Installation de George de Layens à Huez

INSTALLATION DE GEORGES DE LAYENS À HUEZ
Source :
Archives André Glaudas. 
Extrait du texte « souvenir d’hivernage » de Gaston Bonnier,
Membre de l’Académie des science.

Sur le même sujet :
Georges de Layens, apiculteur et ermite à Huez

Voici comment George de Layens raconte, dans une lettre à sa mère datée du 15 avril 1869, sa visite à Huez et sa première entrevue avec l’abbé Baffert, qui allait devenir bientôt un de ses plus précieux auxiliaires en apiculture :

La ville autour de laquelle je rayonne pour chercher à établir mes expériences est le Bourg-d’Oisans (Isère), où tu pourras m’écrite passe restante jusqu’à nouvel avis.

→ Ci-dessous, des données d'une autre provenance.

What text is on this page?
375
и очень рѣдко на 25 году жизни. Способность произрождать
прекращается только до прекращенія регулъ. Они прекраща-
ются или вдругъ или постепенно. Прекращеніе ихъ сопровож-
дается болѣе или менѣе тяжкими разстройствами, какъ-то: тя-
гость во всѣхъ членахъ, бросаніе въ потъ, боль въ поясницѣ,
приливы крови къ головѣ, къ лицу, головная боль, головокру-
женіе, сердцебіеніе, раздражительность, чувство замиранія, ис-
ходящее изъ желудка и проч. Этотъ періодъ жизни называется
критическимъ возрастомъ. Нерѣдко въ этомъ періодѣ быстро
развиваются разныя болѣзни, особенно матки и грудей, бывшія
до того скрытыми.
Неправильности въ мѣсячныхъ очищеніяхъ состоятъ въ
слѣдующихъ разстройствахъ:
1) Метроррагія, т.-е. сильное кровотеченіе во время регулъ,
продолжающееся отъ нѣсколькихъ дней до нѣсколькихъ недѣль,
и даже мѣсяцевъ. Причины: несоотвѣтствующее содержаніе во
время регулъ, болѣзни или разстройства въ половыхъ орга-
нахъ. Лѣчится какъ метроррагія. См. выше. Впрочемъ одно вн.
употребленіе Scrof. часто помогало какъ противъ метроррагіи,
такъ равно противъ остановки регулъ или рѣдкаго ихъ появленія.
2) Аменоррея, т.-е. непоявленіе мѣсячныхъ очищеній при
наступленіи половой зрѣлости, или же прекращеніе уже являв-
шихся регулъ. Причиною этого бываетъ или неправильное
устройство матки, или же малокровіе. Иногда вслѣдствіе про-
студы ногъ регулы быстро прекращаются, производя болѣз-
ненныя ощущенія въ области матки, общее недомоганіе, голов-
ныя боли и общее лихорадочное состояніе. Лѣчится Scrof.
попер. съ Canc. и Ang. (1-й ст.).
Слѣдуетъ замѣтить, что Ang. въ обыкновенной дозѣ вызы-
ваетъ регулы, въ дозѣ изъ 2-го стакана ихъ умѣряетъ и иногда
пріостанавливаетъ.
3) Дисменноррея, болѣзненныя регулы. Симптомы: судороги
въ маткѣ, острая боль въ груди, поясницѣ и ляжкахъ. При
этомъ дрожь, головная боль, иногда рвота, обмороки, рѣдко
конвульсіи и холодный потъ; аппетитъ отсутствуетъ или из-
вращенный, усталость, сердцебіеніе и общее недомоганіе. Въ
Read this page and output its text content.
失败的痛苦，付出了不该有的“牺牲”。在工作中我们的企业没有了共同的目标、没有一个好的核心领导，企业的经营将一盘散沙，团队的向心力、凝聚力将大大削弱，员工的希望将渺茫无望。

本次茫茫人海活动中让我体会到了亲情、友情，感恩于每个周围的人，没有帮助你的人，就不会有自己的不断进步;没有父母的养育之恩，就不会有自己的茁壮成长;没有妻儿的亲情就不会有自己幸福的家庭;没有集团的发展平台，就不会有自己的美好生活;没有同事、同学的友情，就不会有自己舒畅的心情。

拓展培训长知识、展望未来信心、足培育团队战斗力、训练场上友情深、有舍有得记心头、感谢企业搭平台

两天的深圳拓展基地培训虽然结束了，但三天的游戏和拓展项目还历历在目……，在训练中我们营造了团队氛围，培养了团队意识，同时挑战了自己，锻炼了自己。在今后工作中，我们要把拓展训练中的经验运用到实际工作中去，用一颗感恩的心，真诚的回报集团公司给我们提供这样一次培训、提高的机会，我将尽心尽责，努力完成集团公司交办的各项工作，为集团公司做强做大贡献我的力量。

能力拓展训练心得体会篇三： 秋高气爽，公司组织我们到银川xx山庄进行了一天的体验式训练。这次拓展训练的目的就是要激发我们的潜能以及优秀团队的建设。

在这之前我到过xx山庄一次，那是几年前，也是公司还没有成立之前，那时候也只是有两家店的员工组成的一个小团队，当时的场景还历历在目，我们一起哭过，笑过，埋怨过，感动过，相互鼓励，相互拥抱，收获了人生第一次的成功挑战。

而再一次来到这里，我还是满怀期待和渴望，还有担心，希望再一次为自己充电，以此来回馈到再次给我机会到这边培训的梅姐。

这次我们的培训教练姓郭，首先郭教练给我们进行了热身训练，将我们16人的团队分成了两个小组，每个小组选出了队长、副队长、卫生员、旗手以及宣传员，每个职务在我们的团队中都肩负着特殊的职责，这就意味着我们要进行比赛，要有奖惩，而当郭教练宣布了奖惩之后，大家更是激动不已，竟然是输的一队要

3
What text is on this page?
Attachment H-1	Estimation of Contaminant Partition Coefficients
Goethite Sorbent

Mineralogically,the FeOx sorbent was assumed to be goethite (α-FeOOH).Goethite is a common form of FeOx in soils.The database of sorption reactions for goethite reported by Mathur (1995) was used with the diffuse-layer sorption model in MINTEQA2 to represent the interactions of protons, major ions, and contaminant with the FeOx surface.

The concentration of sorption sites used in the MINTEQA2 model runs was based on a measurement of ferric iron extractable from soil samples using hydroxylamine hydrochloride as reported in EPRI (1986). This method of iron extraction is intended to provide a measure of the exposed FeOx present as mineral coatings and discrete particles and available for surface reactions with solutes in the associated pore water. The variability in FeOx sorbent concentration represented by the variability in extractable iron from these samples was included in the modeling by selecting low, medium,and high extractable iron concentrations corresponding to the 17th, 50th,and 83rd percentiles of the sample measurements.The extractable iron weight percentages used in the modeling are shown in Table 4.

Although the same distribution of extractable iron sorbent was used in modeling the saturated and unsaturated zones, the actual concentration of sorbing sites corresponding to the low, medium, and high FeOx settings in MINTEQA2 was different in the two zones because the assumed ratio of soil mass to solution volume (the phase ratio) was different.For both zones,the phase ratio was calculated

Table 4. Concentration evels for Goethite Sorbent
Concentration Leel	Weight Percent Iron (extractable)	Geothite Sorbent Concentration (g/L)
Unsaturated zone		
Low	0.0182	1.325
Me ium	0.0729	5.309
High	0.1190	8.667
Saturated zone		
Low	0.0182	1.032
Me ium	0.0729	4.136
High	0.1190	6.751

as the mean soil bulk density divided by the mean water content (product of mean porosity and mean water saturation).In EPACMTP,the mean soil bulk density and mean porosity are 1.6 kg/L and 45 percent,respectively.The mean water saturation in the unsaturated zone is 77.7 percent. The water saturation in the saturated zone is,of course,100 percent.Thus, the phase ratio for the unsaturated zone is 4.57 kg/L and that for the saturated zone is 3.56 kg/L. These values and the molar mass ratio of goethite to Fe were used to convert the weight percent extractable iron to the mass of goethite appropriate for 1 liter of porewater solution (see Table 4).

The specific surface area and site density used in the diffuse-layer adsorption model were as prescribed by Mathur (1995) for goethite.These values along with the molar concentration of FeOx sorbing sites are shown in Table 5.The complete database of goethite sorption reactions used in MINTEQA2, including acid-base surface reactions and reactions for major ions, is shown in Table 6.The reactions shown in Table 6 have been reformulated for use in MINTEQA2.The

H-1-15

Avant-hier première excursion à 50 mètres au-dessus du niveau de la plaine.
J’engage la conversation avec un paysan qui montait vers son village, et comme il me propose d’aller avec lui, je marche sur ses traces. Il avait à chaque main un gros panier qui montant transmuent par un sentier qui mérite à peine ce nom, car on n’a même pas la place de mettre un pied devant l’autre, de rocher en rocher, sur le bord d’une belle cascade qu’on nomme cascade de Sarenne. Au bout de cinq minutes, le paysan se retourne pour me regarder et me dit : « Je crois que vous n’avez pas la tête ». Je suis réponde que la tête est solide, mais que le pied n’est pas encore montagnard. Par conséquent comme je n’ai pas envie de me casser le cou, par amour propre, je lui souhaite bon voyage en le remerciant, et je le suis des yeux grimpant tranquillement sur le rocher à pic, avec ses deux paniers au bras.

Il faut ajouter à la difficulté de ce chemin (?) une chaleur de 35 degrés, un soleil Ardant qui rend les rochers si brûlants qu’on peut à peine s’y cramponner. J’ai su du reste, hier, que le sentier en question est connu pour être dangereux et difficile ; c’est un raccourci pour aller aux hameaux de l’Argentier, et même tous les gens du pays n’y passent pas.
Voilà comment s’est terminée ma première ascension dans les Alpes, à 50 mètres au-dessus de la plaine.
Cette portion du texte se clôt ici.